With that embarrassing loss last night, the Gators proved a suspicion I’ve held about them since the season started: should the outside shots not fall, Florida has absolutely zero secondary method of scoring points. They don’t have a reliable inside presence. They can’t hit free throws. They can’t score in transition. They can’t score on drives, on pull-up midrange jumpers, pick and rolls, etc. They haven’t really needed to score via other methods yet because their shots have mostly been falling, but now we see what happens when they don’t: this team is in big, big trouble.
And Mike White knows it. White labeled his team as “the epitome of soft,” last night, the first time I’ve ever heard him be so critical of his team in the two plus years he’s been in Gainesville. But maybe that’s because there’s never been such a compelling reason to give them that label; the young Seminoles owned the boards last night by a 51-34 margin.
By no means am I happy that Florida got crushed by its archrival at home. What’s much more frustrating is that not being able to find other ways to score points when outside shots aren’t falling is becoming a pattern- and given that this pattern cost the Gators its season last year, the concern that it could again ultimately be its undoing is growing. This game could be pardoned as one bad game if it were indeed the one bad game this team has played this year. But it’s a pattern and not just one bad game because the Gators’ resume already includes an ugly start-to-finish performance against New Hampshire and a loss to Duke in a game in which they led 71-54 with 9:52 to go. Getting John Egbunu back in January should help some, but that’s still just one person. What if he gets in foul trouble, as he often does?

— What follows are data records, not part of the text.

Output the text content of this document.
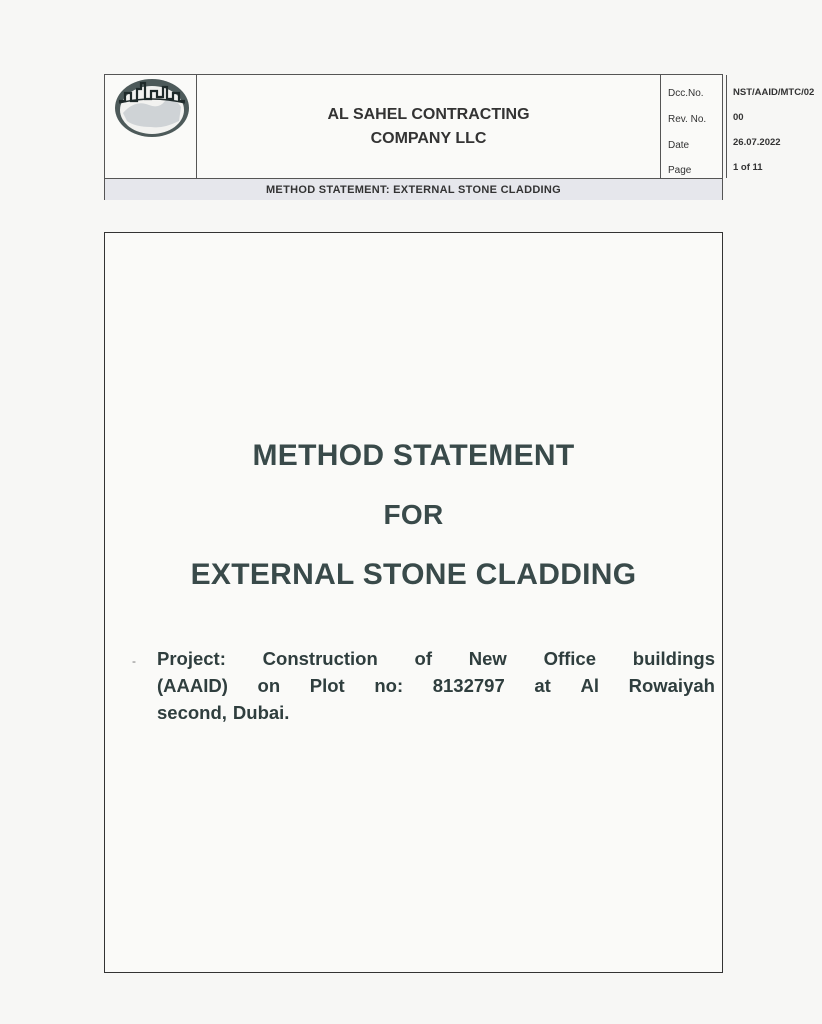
AL SAHEL CONTRACTING
COMPANY LLC
Dcc.No.
Rev. No.
Date
Page
NST/AAID/MTC/02
00
26.07.2022
1 of 11
METHOD STATEMENT: EXTERNAL STONE CLADDING
METHOD STATEMENT
FOR
EXTERNAL STONE CLADDING
Project: Construction of New Office buildings
(AAAID) on Plot no: 8132797 at Al Rowaiyah
second, Dubai.
-
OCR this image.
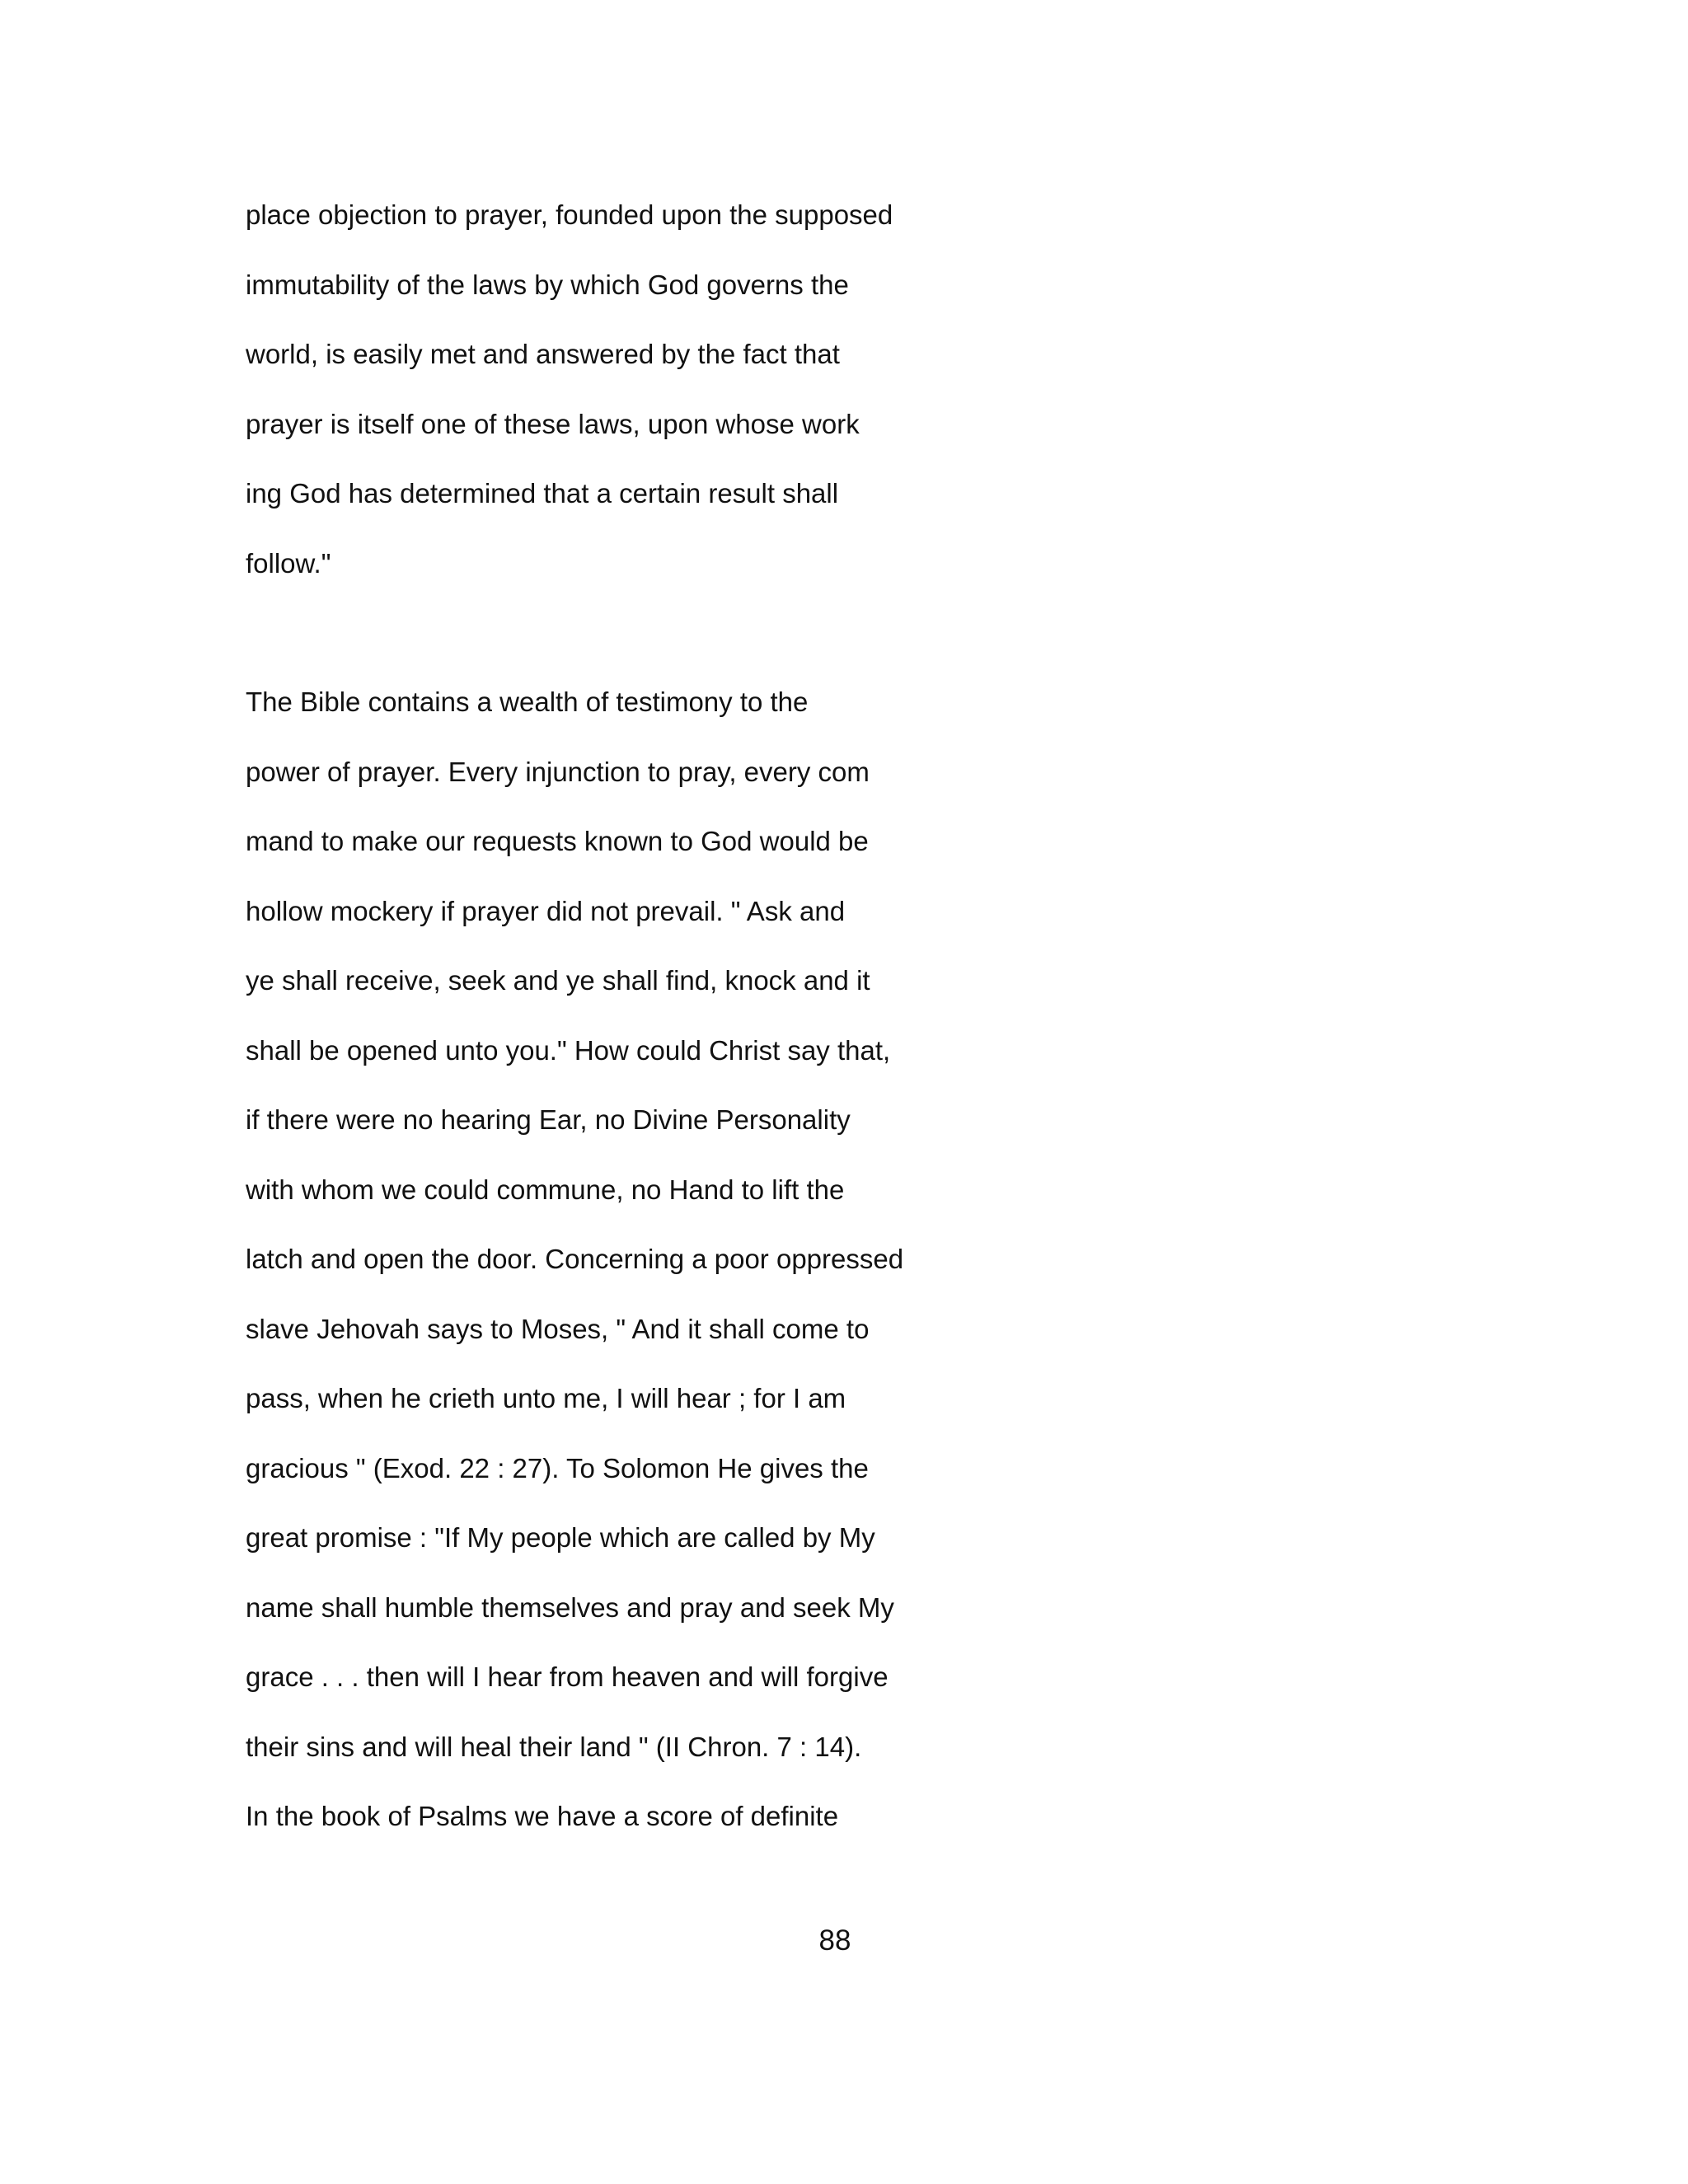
place objection to prayer, founded upon the supposed
immutability of the laws by which God governs the
world, is easily met and answered by the fact that
prayer is itself one of these laws, upon whose work
ing God has determined that a certain result shall
follow."
The Bible contains a wealth of testimony to the
power of prayer. Every injunction to pray, every com
mand to make our requests known to God would be
hollow mockery if prayer did not prevail. " Ask and
ye shall receive, seek and ye shall find, knock and it
shall be opened unto you." How could Christ say that,
if there were no hearing Ear, no Divine Personality
with whom we could commune, no Hand to lift the
latch and open the door. Concerning a poor oppressed
slave Jehovah says to Moses, " And it shall come to
pass, when he crieth unto me, I will hear ; for I am
gracious " (Exod. 22 : 27). To Solomon He gives the
great promise : "If My people which are called by My
name shall humble themselves and pray and seek My
grace . . . then will I hear from heaven and will forgive
their sins and will heal their land " (II Chron. 7 : 14).
In the book of Psalms we have a score of definite
88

Florida can grow from this, learn from this and develop into a great team by season’s end. The Gators can use this embarrassment as the sort of teaching point many teams use to fuel them forward after early losses. I’d even wager that they will given the job Mike White has done so far in wringing the most production out of his team that they can. But as it stands right now, this is a streaky basketball team that masquerades as a good one when it shoots the ball well and shows its true colors as a weak one when it doesn’t.
Hopefully, that changes. And I do believe it will. But until it does, we’re in for a rocky ride.